IIT Bay Area’s Leadership Conference addresses tech, Indian politics, and the institution’s future

Ritu Jha-


With the theme Science and Technology for Social Wellbeing, IIT (Indian Institute of Technology) Bay Area hosted its Leadership Conference where IIT directors, alumni entrepreneurs and industry experts talked about the many facets of the institute’s reach from what IIT in India needs to whether IIT was helpful in building a company, how it feels when Indian politicians mix science and mythology, and, of course, a startup showcase where IIT alums turned entrepreneurs showed off their products.

Prof. Sarit Kumar Das, director, and professor at IIT Ropar, Punjab, India, a speaker at the  IIT Directors Panel stalking about India’s startup culture said to several hundred of IITians  — graduates and other alumni of the institute – that India is changing in terms of just one thing: It has understood the value of innovation. Ten years back, nobody thought about innovation, and today startups are becoming a way of life, Das said.

“It is here (Silicon Valley) where we need your help because this is just the beginning. We really don’t know they quit the job and try to do something, there is nobody to guide,” Das said.

Urging the Silicon Valley-based IIT alumni entrepreneurs to come to Ropar to help aspiring entrepreneurs back home and help in framing a company, scale it, how to implement ideas and take it to a global level.

He said that IIT Ropar wants to become the center of excellence. You can see in 10 more years this would be one of the jewels in the crown in Indian educational scenario, he said.

Prof. Pramod Pathak, dean, IIT (ISM) Dhanbad, taking jibes with other directors and alumni, said, “Putting us in the bracket of new IITians will rather be not fair. We are in the business since 1926 and will in a few years be completing 100 years. That way experience is on our side.”

Giving a brief history about IIT-ISM, he said, Dhanbad is politically called the coal capital of India, and the institution was started by the British for coal mining.

Now, IIT-ISM is dependent on the Indian government to help the government in making this industry flourish and help the country in attaining the energy.

“We are now delving into a new area like artificial intelligence, deep learning,” he said. “We have one objective in mind: we want to use diversified areas to strengthen the core, because our core still remains the mining and mineral industry, which is very important for a country like India.”

Highlighting IIT-ISM’s unique strengths, he said that mining is a traditional industry and has come a long way since it started, and today a lot of technology is involved in mining, so the institute’s purpose is to make mining, safer, cleaner, responsible and at the same time, energy efficient.

Pathak told indica on the sidelines of the conference, visiting Silicon Valley for the first time and representing IIT-ISM Dhanbad, “We have come here to position IIT-ISM as an institution where artificial intelligence and sophisticated technology has a lot of roles to play.”
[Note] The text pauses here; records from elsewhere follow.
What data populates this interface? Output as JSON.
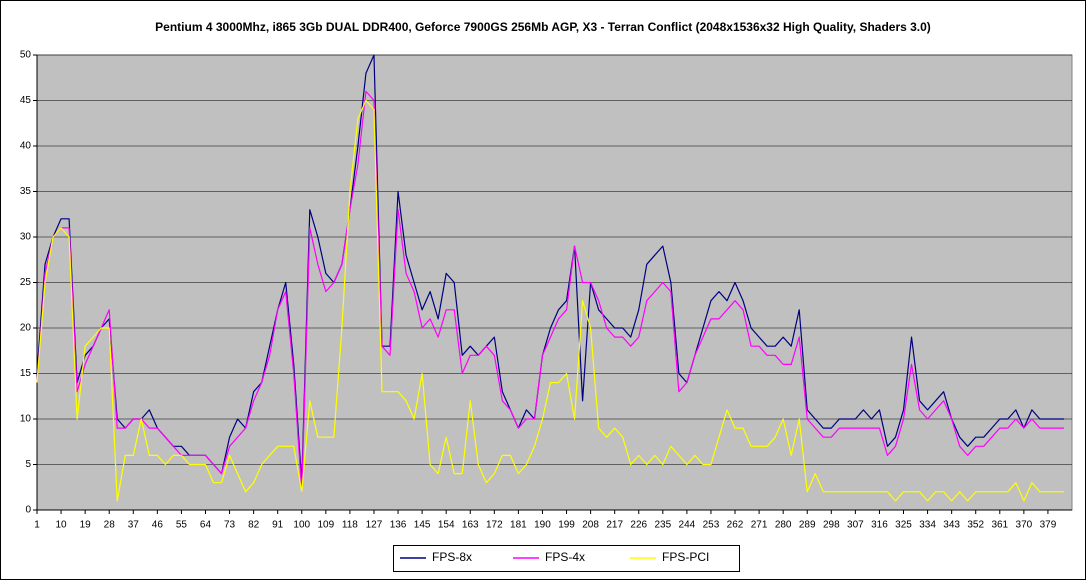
{
  "chart_data": {
    "type": "line",
    "title": "Pentium 4 3000Mhz, i865 3Gb DUAL DDR400, Geforce 7900GS 256Mb AGP, X3 - Terran Conflict (2048x1536x32  High Quality, Shaders 3.0)",
    "x": [
      1,
      4,
      7,
      10,
      13,
      16,
      19,
      22,
      25,
      28,
      31,
      34,
      37,
      40,
      43,
      46,
      49,
      52,
      55,
      58,
      61,
      64,
      67,
      70,
      73,
      76,
      79,
      82,
      85,
      88,
      91,
      94,
      97,
      100,
      103,
      106,
      109,
      112,
      115,
      118,
      121,
      124,
      127,
      130,
      133,
      136,
      139,
      142,
      145,
      148,
      151,
      154,
      157,
      160,
      163,
      166,
      169,
      172,
      175,
      178,
      181,
      184,
      187,
      190,
      193,
      196,
      199,
      202,
      205,
      208,
      211,
      214,
      217,
      220,
      223,
      226,
      229,
      232,
      235,
      238,
      241,
      244,
      247,
      250,
      253,
      256,
      259,
      262,
      265,
      268,
      271,
      274,
      277,
      280,
      283,
      286,
      289,
      292,
      295,
      298,
      301,
      304,
      307,
      310,
      313,
      316,
      319,
      322,
      325,
      328,
      331,
      334,
      337,
      340,
      343,
      346,
      349,
      352,
      355,
      358,
      361,
      364,
      367,
      370,
      373,
      376,
      379,
      382,
      385
    ],
    "xlim": [
      1,
      388
    ],
    "xticks": [
      1,
      10,
      19,
      28,
      37,
      46,
      55,
      64,
      73,
      82,
      91,
      100,
      109,
      118,
      127,
      136,
      145,
      154,
      163,
      172,
      181,
      190,
      199,
      208,
      217,
      226,
      235,
      244,
      253,
      262,
      271,
      280,
      289,
      298,
      307,
      316,
      325,
      334,
      343,
      352,
      361,
      370,
      379
    ],
    "ylim": [
      0,
      50
    ],
    "yticks": [
      0,
      5,
      10,
      15,
      20,
      25,
      30,
      35,
      40,
      45,
      50
    ],
    "grid": true,
    "legend": "bottom",
    "series": [
      {
        "name": "FPS-8x",
        "color": "#000080",
        "values": [
          15,
          27,
          30,
          32,
          32,
          14,
          17,
          18,
          20,
          21,
          10,
          9,
          10,
          10,
          11,
          9,
          8,
          7,
          7,
          6,
          6,
          6,
          5,
          4,
          8,
          10,
          9,
          13,
          14,
          18,
          22,
          25,
          16,
          3,
          33,
          30,
          26,
          25,
          27,
          33,
          40,
          48,
          50,
          18,
          18,
          35,
          28,
          25,
          22,
          24,
          21,
          26,
          25,
          17,
          18,
          17,
          18,
          19,
          13,
          11,
          9,
          11,
          10,
          17,
          20,
          22,
          23,
          29,
          12,
          25,
          22,
          21,
          20,
          20,
          19,
          22,
          27,
          28,
          29,
          25,
          15,
          14,
          17,
          20,
          23,
          24,
          23,
          25,
          23,
          20,
          19,
          18,
          18,
          19,
          18,
          22,
          11,
          10,
          9,
          9,
          10,
          10,
          10,
          11,
          10,
          11,
          7,
          8,
          11,
          19,
          12,
          11,
          12,
          13,
          10,
          8,
          7,
          8,
          8,
          9,
          10,
          10,
          11,
          9,
          11,
          10,
          10,
          10,
          10
        ]
      },
      {
        "name": "FPS-4x",
        "color": "#ff00ff",
        "values": [
          14,
          26,
          30,
          31,
          31,
          13,
          16,
          18,
          20,
          22,
          9,
          9,
          10,
          10,
          9,
          9,
          8,
          7,
          6,
          6,
          6,
          6,
          5,
          4,
          7,
          8,
          9,
          12,
          14,
          17,
          22,
          24,
          15,
          2,
          31,
          27,
          24,
          25,
          27,
          33,
          38,
          46,
          45,
          18,
          17,
          33,
          26,
          24,
          20,
          21,
          19,
          22,
          22,
          15,
          17,
          17,
          18,
          17,
          12,
          11,
          9,
          10,
          10,
          17,
          19,
          21,
          22,
          29,
          25,
          25,
          23,
          20,
          19,
          19,
          18,
          19,
          23,
          24,
          25,
          24,
          13,
          14,
          17,
          19,
          21,
          21,
          22,
          23,
          22,
          18,
          18,
          17,
          17,
          16,
          16,
          19,
          10,
          9,
          8,
          8,
          9,
          9,
          9,
          9,
          9,
          9,
          6,
          7,
          10,
          16,
          11,
          10,
          11,
          12,
          10,
          7,
          6,
          7,
          7,
          8,
          9,
          9,
          10,
          9,
          10,
          9,
          9,
          9,
          9
        ]
      },
      {
        "name": "FPS-PCI",
        "color": "#ffff00",
        "values": [
          14,
          25,
          30,
          31,
          30,
          10,
          18,
          19,
          20,
          20,
          1,
          6,
          6,
          10,
          6,
          6,
          5,
          6,
          6,
          5,
          5,
          5,
          3,
          3,
          6,
          4,
          2,
          3,
          5,
          6,
          7,
          7,
          7,
          2,
          12,
          8,
          8,
          8,
          20,
          35,
          43,
          45,
          44,
          13,
          13,
          13,
          12,
          10,
          15,
          5,
          4,
          8,
          4,
          4,
          12,
          5,
          3,
          4,
          6,
          6,
          4,
          5,
          7,
          10,
          14,
          14,
          15,
          10,
          23,
          20,
          9,
          8,
          9,
          8,
          5,
          6,
          5,
          6,
          5,
          7,
          6,
          5,
          6,
          5,
          5,
          8,
          11,
          9,
          9,
          7,
          7,
          7,
          8,
          10,
          6,
          10,
          2,
          4,
          2,
          2,
          2,
          2,
          2,
          2,
          2,
          2,
          2,
          1,
          2,
          2,
          2,
          1,
          2,
          2,
          1,
          2,
          1,
          2,
          2,
          2,
          2,
          2,
          3,
          1,
          3,
          2,
          2,
          2,
          2
        ]
      }
    ]
  }
}
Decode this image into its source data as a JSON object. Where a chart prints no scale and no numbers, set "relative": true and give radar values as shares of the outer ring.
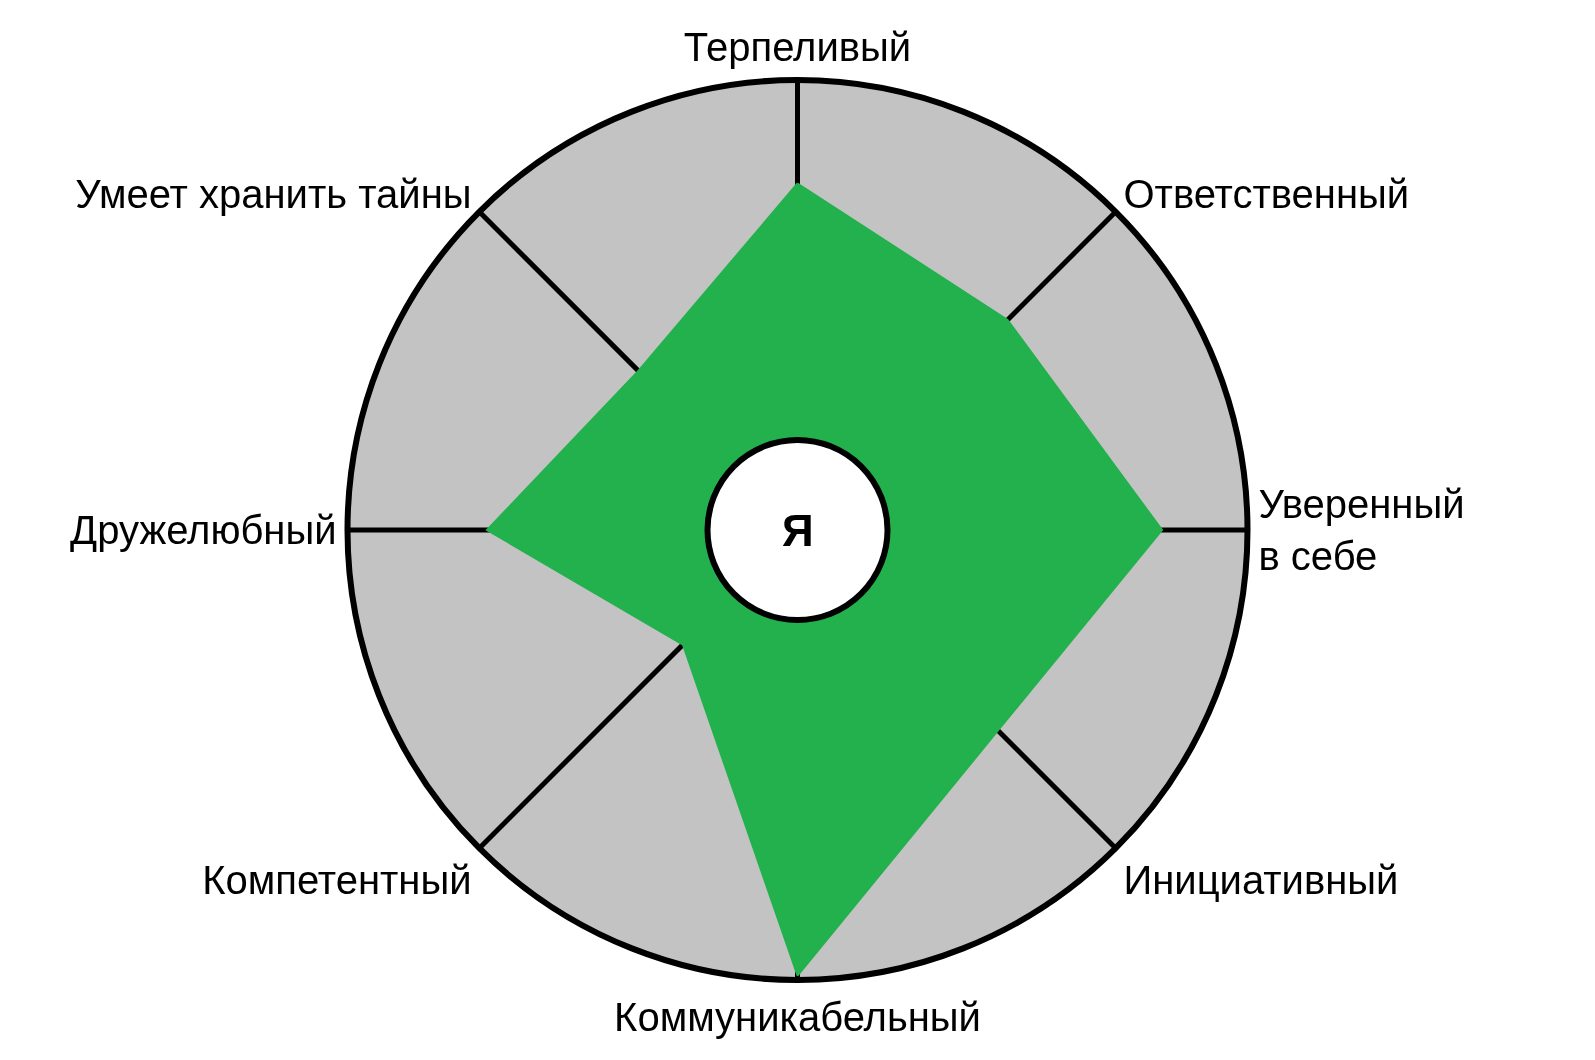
{
  "chart_data": {
    "type": "radar",
    "relative": true,
    "categories": [
      "Терпеливый",
      "Ответственный",
      "Уверенный\nв себе",
      "Инициативный",
      "Коммуникабельный",
      "Компетентный",
      "Дружелюбный",
      "Умеет хранить тайны"
    ],
    "series": [
      {
        "color": "#23b14d",
        "values": [
          0.77,
          0.66,
          0.81,
          0.63,
          0.99,
          0.36,
          0.69,
          0.5
        ]
      }
    ],
    "annotations": [
      "Я"
    ],
    "grid": "x"
  }
}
“The common assumption is mining has nothing to do with these kinds of technology. So, it’s a myth that has to be shattered. ISM is now entering into the cutting-edge technology to make mining safe and responsible and productive and, of course, clean,” Pathak said. “India needs energy security.”

When asked why now and why there was a delay in adopting technology, he said IIT -ISM was established in 2016 when AI and machine learning were there but have to be redefined.

“And the kind of technology we are now looking to mining is new that would predict accidents and pollution, and you can predict workers’ behavior and many more, like averting accidents,” he said.

Another keynote speaker was IIT veteran and former McKinsey chief Rajat Gupta, shared how Bhagvad Gita provided him solace and spiritual comfort during the two years he spent in jail for insider trading. He talked with indica about what keeps him motivated.

“Helping others, mentoring people and making an impact in society. That is the purpose of life,” said Gupta, who still claims his innocence, saying he was a victim of plea bargaining. “I find it’s one of the important things, is to help other people. I have always been the same. This has increased my resolve, that is.”

During the directors’ panel, a question was raised on the mixing of science and mythology by political leaders. Deepak Bhagat, IIT Kanpur class of 1973 and one of the senior panelists, told indica that when the government raises such issues people feel embarrassed by some of the statements that have come out of the BJP government.

“I am a BJP supporter, and I am open about it, but sometimes the statements they make, I think am I doing the right thing, They should be doing the right thing,” he said, pointing to the  Isaac Newton and Albert Einstein theories raised in recent past. “We are entering into the age of knowledge where data and analytics are improving your assertions and are going to be more important. When ministers make such a statement, I think it’s the image of all of us, 1.3 billion people, which is not right.”

He added, “Whatever they said may be true, I don’t know, but you have to prove it, just can’t say what is written in the text.”